About a year ago my ex and I broke up after I caught him cheating on me. Now, I’ve been dating someone for a few months, and I’m afraid he’s going to do the same. I’m having a really hard time trusting him. What can I do? – Male, Gay, 31
For many, not trusting someone is connected to anxiety. There is an intense fear that you’re out of control and must stop them (or catch them). I don’t think this is about trusting someone else, though; it’s actually about trusting yourself. Not trusting that you won’t cheat, but trusting that if another person cheated on you, you’d get through it. Yeah, it might suck, but you’d survive. Unfortunately, there is no guarantee that no one will ever betray your trust again—there just isn’t. So, you must accept that it’s a possibility and build trust in yourself that as much as you’d hate it, you’d make it through if it did happen again. Start by asking yourself what it would mean if this new person cheated too. What are your beliefs about what it must say about you? That you’re boring? Ugly? No worthy of being loved? Are those beliefs rational? Probably not. When you find yourself getting nervous about the possibility of cheating, remind yourself that if someone cheats, it doesn’t change your value as a person.

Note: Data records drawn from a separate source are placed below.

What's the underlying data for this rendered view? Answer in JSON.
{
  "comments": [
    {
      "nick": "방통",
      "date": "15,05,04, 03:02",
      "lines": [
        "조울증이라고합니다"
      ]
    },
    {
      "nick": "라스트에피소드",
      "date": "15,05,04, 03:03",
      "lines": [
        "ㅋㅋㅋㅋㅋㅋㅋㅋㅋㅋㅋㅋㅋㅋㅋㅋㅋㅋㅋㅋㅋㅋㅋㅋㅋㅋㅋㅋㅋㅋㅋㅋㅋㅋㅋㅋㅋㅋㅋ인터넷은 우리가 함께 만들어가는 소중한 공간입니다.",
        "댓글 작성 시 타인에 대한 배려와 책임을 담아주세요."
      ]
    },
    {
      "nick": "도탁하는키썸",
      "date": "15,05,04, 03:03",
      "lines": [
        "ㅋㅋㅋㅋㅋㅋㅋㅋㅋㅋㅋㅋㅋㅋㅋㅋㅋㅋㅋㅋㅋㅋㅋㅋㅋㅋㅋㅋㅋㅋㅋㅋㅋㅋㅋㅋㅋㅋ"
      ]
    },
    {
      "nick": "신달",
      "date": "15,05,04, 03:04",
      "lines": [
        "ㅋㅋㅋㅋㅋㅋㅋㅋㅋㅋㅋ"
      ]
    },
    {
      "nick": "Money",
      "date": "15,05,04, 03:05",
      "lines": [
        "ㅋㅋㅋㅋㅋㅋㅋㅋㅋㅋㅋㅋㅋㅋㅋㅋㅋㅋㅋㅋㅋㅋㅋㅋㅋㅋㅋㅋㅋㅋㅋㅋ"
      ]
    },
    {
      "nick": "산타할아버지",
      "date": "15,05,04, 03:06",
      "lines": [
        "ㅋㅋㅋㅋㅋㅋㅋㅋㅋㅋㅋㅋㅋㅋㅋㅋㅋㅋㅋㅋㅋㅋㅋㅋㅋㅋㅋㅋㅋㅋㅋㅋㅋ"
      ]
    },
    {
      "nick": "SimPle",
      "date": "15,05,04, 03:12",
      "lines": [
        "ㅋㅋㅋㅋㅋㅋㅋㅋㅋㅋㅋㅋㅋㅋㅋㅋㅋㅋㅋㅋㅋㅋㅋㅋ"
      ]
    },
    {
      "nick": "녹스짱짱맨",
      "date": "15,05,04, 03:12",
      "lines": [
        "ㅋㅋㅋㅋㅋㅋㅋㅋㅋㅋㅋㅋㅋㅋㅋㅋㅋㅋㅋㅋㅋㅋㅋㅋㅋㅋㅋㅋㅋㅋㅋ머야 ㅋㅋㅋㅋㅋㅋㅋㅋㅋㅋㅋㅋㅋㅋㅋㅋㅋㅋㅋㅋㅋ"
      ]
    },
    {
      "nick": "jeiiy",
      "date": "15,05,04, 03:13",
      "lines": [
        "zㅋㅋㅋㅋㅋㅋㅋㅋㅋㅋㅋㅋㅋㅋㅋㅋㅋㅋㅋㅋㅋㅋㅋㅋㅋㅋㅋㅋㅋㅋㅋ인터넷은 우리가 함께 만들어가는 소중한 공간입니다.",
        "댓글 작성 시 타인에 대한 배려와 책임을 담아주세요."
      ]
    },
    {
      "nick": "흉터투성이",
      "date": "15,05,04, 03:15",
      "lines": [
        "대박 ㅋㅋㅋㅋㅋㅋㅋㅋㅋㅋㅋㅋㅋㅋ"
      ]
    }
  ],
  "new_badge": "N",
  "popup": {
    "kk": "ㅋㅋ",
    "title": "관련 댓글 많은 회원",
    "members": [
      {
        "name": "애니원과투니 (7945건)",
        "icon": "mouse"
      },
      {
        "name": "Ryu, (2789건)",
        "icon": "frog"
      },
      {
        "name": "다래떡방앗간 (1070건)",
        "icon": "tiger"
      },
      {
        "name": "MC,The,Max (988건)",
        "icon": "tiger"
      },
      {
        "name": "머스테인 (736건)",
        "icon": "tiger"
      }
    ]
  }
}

My boyfriend cheated a few months ago, and I told him I forgave him, but I guess I haven’t. I can’t stop checking his emails, texts and social media. I haven’t found anything suggesting that he’s still cheating. I have so much anxiety, and the checking helps it to go away, but I don’t think it’s helping the relationship. – Male, Gay, 27
What you’re describing is actually pretty common among people that are afraid of being cheated on, or have been in the past. Checking your boyfriend’s electronics is a form of safety-seeking behavior. Basically, you have anxiety about the potential of cheating, check his stuff and the anxiety goes away. Then, next time you have anxiety, you go back to the same behavior, which might continue to take the anxiety away, but it doesn’t really solve the issue. I would also guess that if you keep looking, you’ll eventually find something that rubs you the wrong way, and then you’ll have to decide if you tell him you were snooping or not. Read the answer above; some of this also applies to you. Additionally, talk to your boyfriend about how you feel: not just the anger, but the deeper emotions. You can also talk about what you’d expect differently from him, should it happen again.